植物に因む名として、米国(アリゾナ、ニューメキシコ)産のペリドットは種のような外観から Job's tears (植物のジュズダマ)とも呼ばれた。(2020.6.7)

※「清俗紀聞1」の注釈に、「橄欖の核果を中国では青果といい、核果内の種子は橄仁といって生食するし、核は砂糖漬けにして食べる。青皮とは後者を指すものであろう。」とある。p.55 
小野蘭山「本草綱目啓蒙」に「暖地に産して嶺南地方に多し。…実を塩蔵するもの舶来多し。また蜜漬も渡る。また清商生実を長崎へ持ちきたるものあり。」とあるから、 18世紀には日本にも入って食されたと思しい。少なくとも西洋のオリーブよりは身近なものだった。

※幕末に聖書が漢訳された時にオリーブを橄欖と訳した(1862年)。かんらん石の文献上の用例は地質調査所発行の伊豆地方の地質説明書(1886年)が古いという。

補記1:シェイクスピアの「オセロー」(1602年)に、オセロの次の科白がある(Act V, Sc2)。

Ay, with Cassio. Nay, had she been true,
If heaven would make me such another world
Of one entire and perfect chrysolite,
I'ld not have sold her for it.

「そうだ、キャシオーとだ。いいや、彼女が貞節であったなら、
たとえ天(の神)が私にもうひとつ世界を
それも完全無疵のクリソライトのような世界を作ってくれたとしても
私はそのために彼女を売ったりしなかったろう。」

当時の人々はクリソライトという宝石名に覚えがあったと考えられる。
ちなみにプリニウスの博物誌にはクリュソリトスの項があり(37-42)、当時、明るい金色透明の宝石がエチオピアからもたらされていた、インド産(つまりアラビア以東より来るもの)はエチオピア産より人気があった、ことが分かる。

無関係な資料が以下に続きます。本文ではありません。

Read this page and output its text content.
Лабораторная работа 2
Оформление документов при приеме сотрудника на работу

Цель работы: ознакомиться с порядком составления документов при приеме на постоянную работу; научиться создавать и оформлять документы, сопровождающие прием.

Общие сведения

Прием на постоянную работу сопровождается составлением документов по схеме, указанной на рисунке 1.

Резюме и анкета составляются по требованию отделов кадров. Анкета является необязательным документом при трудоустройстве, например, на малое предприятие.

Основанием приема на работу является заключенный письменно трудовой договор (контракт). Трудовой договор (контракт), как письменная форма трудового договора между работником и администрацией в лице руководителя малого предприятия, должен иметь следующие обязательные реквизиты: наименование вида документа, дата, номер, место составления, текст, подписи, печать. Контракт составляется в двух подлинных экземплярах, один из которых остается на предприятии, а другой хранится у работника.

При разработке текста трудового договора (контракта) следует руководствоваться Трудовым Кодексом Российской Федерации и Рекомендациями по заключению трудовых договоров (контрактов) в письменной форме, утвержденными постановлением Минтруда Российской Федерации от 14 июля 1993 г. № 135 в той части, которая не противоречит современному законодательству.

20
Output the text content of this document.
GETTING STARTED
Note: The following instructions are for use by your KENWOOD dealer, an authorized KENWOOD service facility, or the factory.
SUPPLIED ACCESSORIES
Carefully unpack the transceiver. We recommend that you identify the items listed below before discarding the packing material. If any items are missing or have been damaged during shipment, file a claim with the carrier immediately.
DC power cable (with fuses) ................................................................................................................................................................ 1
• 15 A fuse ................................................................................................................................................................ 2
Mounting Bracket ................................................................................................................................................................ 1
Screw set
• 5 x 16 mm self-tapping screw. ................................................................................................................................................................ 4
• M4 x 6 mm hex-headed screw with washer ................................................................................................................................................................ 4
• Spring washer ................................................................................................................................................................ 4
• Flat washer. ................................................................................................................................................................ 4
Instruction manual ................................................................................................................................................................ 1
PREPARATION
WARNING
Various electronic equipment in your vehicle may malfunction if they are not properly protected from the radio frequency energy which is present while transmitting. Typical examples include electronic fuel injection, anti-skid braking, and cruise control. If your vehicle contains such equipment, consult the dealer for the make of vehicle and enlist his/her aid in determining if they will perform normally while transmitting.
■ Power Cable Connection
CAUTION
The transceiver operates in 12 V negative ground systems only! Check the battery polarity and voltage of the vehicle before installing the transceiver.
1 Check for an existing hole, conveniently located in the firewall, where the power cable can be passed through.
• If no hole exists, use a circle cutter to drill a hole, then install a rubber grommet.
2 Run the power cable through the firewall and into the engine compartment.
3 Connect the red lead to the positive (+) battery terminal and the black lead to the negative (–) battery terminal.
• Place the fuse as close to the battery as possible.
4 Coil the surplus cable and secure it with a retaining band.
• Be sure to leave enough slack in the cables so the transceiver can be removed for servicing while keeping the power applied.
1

補記2:ファイヤライト(鉄かんらん石)は超塩基性の火山岩や深成岩中に産するが比較的珍しい鉱物である。珪長質の深成岩中に乏しく、花崗岩質のペグマタイトには珍しい。しかし製鉄の際に生じるスラグ(鉱滓)中には普通にみられる。
アゾレス諸島のファイアル島が原産地で火山岩中に産すると考えられていたが、今日では船のバラストとして島に持ち込まれた鉄スラグに伴うものだったとの説の方が信じられている。